It began four years ago as an exercise of the imagination. Today, the rebuild of a thirty-foot steel sloop approaches completion and a group of high school students meets on a regular basis to plan a voyage between Maine and Florida. This is VIVA, the Vinalhaven Island Viking Adventure.
The project began during the 2002-2003 academic year when three students spent a semester brainstorming ideas for their ideal learning experience. They wanted to build a boat and sail around the world. During discussions of the many practical considerations surrounding such a feat, the idea morphed into rebuilding a small boat and attempting the more modest cruise of the Eastern seaboard. Encouraged to make their ideas a reality, the students located a boat project that had stalled and convinced the project’s originator that what he had begun could be completed in the Vinalhaven vocational education program. Grants and proposals were written to secure the funding necessary to transport the boat from Florida to Maine. The boat was moved into the Vinalhaven shop in January, 2004.
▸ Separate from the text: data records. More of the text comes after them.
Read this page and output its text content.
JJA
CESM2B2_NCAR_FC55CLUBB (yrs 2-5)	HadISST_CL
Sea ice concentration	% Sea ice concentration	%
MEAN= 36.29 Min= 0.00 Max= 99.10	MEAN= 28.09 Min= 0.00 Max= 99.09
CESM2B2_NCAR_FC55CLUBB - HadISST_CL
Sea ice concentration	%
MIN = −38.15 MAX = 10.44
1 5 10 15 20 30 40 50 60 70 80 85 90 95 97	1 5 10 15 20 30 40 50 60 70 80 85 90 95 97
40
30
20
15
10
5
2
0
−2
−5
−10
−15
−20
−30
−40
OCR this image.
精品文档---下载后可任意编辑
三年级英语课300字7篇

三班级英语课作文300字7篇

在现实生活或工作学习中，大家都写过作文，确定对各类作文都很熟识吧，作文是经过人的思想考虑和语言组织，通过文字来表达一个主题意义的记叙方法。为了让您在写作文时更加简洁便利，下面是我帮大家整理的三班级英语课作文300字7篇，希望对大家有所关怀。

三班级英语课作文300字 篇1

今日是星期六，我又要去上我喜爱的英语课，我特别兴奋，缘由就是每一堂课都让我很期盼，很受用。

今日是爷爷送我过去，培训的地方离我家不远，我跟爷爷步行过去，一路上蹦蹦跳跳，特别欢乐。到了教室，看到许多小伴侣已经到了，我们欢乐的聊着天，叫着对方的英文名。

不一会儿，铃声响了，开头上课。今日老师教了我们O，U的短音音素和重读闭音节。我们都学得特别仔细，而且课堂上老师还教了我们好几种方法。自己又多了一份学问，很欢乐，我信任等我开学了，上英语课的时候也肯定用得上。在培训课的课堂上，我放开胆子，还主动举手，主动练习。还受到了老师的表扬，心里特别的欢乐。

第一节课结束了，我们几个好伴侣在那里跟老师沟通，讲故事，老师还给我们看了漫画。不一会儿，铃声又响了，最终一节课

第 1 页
The boat is a 30-foot steel sloop designed by Al Mason and built by Gilbert Klingel. The design, called Intrepid, first appeared in The Rudder magazine in 1945. There were three installments in this how-to-build series. Described as “a fairly small boat that will be an able, comfortable ship, suitable for any normal cruising yet one which can make the big long cruise when the day really comes,” the Intrepid must have struck Klingel’s fancy. He first built a boat to this design for his own use in the early 1950’s. Subsequently, Klingel built as many as a half-dozen duplicates of the design throughout the 1950s. Whether these boats were built for known clients or on speculation is not clear. What is clear is that Al Mason’s design combined with Gilbert Klingel’s expertise and understanding of steel construction produced a seaworthy and long lived cruising vessel, the smallest to be built in steel up until this time.
The boat that arrived in Vinalhaven was a bare hull. The plywood deck and mahogany cabin house were in place but those, too, were removed before construction began. The eighth-inch steel hull had been sand blasted and suspect plating renewed prior to priming. With the deck and house gone, students replaced some additional steel before continuing the painting process until all the steel, inside and out, was protected by four coats of paint.
Before any interior furnishings were begun, the students installed a full ceiling of cedar in the main cabin and oak in the forepeak. Bunks, navigation station, galley, engine box and all other interior accommodations were designed by mock-up. Fuel tanks were first made of plywood that eventually became the male plugs for fiberglass tanks, providing twenty-two gallons of fuel storage. Fifty gallons of water storage fit under the two settees in the main cabin.
The woodwork below is a bright, airy combination of varnished wood and painted plywood. Ample ventilation is supplied by eight opening ports salvaged from a sister ship and a Dorade-type skylight. There is bunk space for six, using two pipe berths for shorter two- or three-day outings. For extended cruising, two berths in the main cabin, a quarter berth on the starboard side and a double berth up forward provide ample space for four.
The nearly completed boat filling the Vinalhaven shop today is barely recognizable from the empty vessel of two years ago. While the layout and construction methods appear quite traditional, there are subtleties that should not be overlooked. It was a conscious choice to minimize reliance on fossil fuel energy sources. The 20 hp, three-cylinder Beta diesel power plant is intended for bio-diesel. Electricity comes from a wind turbine and photovoltaic panel, as well as the alternator. LED lighting and digital communications highlight energy saving technologies. Propulsion should improve from the original design with the inclusion of a fully battened main sail. A dehydrating Air Head Dry Toilet was installed, instead of a conventional holding tank.
To be launched Saturday, May 20, the boat will provide students with a truly unique learning opportunity. Next fall, four revolving groups of three students will carry this project to the next level of inter-disciplinary cooperation and experiential education as they sail from Maine to Florida over the course of a school year. Each group will be on board for six weeks of a corresponding nine-week quarter. The remaining three weeks of the quarter are used for planning, reflection, compiling, presenting and transitioning in and out of the classroom. Teachers at the Vinalhaven School continue to work together to develop curriculums in English, math, science, and the social sciences that capitalize on the unique opportunity of sailing the Eastern seaboard. The relevance of these core subjects becomes more apparent as they are further integrated with seamanship and navigation. On-board experiences will be shared back home and throughout the world using an on-board computer and Internet connectivity.
This phase of the project is known as VIVA, a word used to shout enthusiastic approval. It means, “to live.” It is also the acronym for the Vinalhaven Island Viking Adventure.
Mark Jackson teaches at the Vinalhaven School.